Weibo, a Chinese-based social media platform has today blocked multiple cryptocurrency-related accounts followed by millions of people. As reported by Chinese crypto news outlet, 8BTC and journalist, Colin Wu, the website’s restriction also included Justin Sun, CEO of Tron Foundation and creator of the TRX token.
This latest development shouldn’t come as a surprise to most people who know about the ongoing situation in the county as this is not the first crypto-related censorship that the social media platform has taken this year. June was the first occurrence of these bans with multiple accounts being disabled. Attempts to access these accounts on the social media platform are met with messages stating that the profile “violates laws and rules”. This new development is believed to be because of the current attempts of the Chinese government to push out private cryptocurrencies from the country.

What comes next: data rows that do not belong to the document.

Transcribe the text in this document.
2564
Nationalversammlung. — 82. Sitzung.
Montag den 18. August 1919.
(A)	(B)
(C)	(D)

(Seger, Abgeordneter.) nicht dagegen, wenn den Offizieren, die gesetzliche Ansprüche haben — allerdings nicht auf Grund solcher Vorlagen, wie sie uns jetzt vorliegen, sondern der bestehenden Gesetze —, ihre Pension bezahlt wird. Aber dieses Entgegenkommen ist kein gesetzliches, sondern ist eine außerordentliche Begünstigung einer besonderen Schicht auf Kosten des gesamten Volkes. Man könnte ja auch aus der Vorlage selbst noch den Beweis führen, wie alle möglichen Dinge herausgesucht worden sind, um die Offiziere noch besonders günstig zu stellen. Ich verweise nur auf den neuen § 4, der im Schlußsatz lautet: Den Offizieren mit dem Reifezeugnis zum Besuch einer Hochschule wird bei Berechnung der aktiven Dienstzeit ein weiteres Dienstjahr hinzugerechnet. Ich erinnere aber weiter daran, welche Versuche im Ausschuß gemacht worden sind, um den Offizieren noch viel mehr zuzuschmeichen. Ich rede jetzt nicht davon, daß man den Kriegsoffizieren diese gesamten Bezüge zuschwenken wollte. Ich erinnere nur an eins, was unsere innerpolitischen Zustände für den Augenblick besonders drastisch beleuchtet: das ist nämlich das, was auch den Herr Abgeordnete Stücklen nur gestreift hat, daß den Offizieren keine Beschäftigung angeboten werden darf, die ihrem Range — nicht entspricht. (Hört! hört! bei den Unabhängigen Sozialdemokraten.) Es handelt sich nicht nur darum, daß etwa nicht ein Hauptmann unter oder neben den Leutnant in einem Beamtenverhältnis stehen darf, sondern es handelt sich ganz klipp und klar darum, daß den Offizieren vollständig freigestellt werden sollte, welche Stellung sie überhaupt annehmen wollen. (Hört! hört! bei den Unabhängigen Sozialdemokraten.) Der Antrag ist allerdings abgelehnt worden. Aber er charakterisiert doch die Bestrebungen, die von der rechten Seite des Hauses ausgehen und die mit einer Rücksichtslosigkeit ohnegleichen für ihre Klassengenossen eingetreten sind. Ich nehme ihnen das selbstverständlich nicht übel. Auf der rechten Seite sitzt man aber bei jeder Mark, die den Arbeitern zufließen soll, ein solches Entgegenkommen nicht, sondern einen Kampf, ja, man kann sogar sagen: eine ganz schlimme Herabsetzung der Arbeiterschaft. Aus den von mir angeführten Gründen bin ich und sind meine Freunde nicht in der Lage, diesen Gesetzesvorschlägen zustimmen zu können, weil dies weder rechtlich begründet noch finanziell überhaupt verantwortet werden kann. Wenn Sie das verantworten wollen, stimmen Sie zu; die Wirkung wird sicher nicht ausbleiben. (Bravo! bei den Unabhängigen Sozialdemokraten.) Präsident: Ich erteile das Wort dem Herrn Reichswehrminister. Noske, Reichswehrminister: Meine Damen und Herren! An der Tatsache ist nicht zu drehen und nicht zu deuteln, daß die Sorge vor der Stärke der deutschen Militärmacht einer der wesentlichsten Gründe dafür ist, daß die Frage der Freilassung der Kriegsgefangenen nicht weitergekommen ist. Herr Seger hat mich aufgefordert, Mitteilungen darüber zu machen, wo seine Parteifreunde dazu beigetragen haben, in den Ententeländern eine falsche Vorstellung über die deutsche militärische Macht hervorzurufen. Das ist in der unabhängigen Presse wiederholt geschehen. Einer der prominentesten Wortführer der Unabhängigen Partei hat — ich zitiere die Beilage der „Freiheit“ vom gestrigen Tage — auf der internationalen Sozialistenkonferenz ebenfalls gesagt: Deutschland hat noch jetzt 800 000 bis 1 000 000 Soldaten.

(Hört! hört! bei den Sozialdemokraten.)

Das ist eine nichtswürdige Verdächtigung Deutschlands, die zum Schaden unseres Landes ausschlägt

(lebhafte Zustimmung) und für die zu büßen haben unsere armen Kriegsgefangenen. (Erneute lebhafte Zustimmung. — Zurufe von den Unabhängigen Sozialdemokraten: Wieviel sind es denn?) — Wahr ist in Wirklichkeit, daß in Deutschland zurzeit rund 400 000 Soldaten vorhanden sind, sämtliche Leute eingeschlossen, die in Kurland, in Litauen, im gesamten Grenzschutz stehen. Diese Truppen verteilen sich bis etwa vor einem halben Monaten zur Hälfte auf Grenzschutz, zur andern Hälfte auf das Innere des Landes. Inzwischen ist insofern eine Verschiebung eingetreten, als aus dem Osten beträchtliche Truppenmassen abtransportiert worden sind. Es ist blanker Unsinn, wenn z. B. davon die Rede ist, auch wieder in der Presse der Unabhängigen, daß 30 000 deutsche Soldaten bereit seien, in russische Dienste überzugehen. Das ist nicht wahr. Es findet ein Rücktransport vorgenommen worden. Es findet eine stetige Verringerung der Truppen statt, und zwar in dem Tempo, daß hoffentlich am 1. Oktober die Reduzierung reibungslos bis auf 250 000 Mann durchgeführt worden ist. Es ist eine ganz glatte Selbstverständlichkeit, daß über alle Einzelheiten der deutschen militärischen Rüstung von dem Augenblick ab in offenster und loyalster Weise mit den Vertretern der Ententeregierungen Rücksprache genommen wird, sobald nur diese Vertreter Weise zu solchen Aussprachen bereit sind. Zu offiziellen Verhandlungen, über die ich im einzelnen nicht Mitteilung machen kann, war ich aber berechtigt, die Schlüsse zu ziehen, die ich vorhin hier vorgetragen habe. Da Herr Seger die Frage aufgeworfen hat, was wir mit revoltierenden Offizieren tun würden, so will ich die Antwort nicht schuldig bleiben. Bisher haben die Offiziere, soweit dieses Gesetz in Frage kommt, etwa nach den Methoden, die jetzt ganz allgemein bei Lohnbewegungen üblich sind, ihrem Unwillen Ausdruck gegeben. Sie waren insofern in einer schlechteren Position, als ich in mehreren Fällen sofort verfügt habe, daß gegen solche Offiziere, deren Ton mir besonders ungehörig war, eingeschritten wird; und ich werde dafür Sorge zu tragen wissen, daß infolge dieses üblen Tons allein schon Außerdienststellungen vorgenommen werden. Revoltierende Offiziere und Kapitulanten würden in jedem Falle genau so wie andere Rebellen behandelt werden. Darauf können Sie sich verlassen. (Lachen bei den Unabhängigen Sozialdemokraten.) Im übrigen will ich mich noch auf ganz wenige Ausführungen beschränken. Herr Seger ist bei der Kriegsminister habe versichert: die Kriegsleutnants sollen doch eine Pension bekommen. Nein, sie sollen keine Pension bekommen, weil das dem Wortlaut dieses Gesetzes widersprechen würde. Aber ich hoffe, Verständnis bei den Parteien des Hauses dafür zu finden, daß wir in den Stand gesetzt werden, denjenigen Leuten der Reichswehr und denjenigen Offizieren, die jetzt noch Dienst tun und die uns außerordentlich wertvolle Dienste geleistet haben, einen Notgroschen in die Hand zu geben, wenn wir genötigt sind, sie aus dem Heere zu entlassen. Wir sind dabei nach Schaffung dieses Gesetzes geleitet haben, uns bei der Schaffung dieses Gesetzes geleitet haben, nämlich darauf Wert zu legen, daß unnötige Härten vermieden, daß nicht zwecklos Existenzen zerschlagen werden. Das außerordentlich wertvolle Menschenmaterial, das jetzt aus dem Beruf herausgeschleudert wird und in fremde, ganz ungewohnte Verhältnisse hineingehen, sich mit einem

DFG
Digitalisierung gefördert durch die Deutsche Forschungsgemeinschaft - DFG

Chinese Government Maintains Its Stance On Cryptocurrency
Although these bans seem harsh they are probably a result of Weibo’s compliance with a country-wide attempt to stop cryptocurrency activity. For years now the Chinese government has taken an unrelenting anti-cryptocurrency stance. The effect of this has been seen in many sectors as many of them are complicit either willingly or otherwise in enforcing the government’s directives.
Chinese media outlets have since begun reporting on all negative crypto activities to the public. A media outlet owned by the Chinese Communist Party has over time published reports railing against all crypto activity. One report stated that the station known as China Central Television(CCTV) defined Bitcoin as a lightly regulated asset, often used in a wide array of criminal activities. Banks are not exempt from this with Chinese-based crypto news outlet CoinWorld, stating in July that it would be closing down following directives from the People’s Bank Of China.
Perhaps the most significant of the efforts against cryptocurrency was the relocation of the world’s largest exchange, Binance, out of the country in 2017. The company owned by Chinese executive, Changpeng Zhao, was initially headquartered in China but following the beginning of the ongoing crypto regulations, he was eventually forced to leave the country. Following this, the country eventually banned access to Binance’s services to its citizens, blocking it behind a firewall.
These regulations have had a strong effect on the crypto market with many believing that the massive drop that happened late in May was at least partly caused by them. Some people do remain optimistic for the future of crypto in China, citing the ongoing development of the digital Yuan as an indicator for the future return of private cryptocurrencies to China.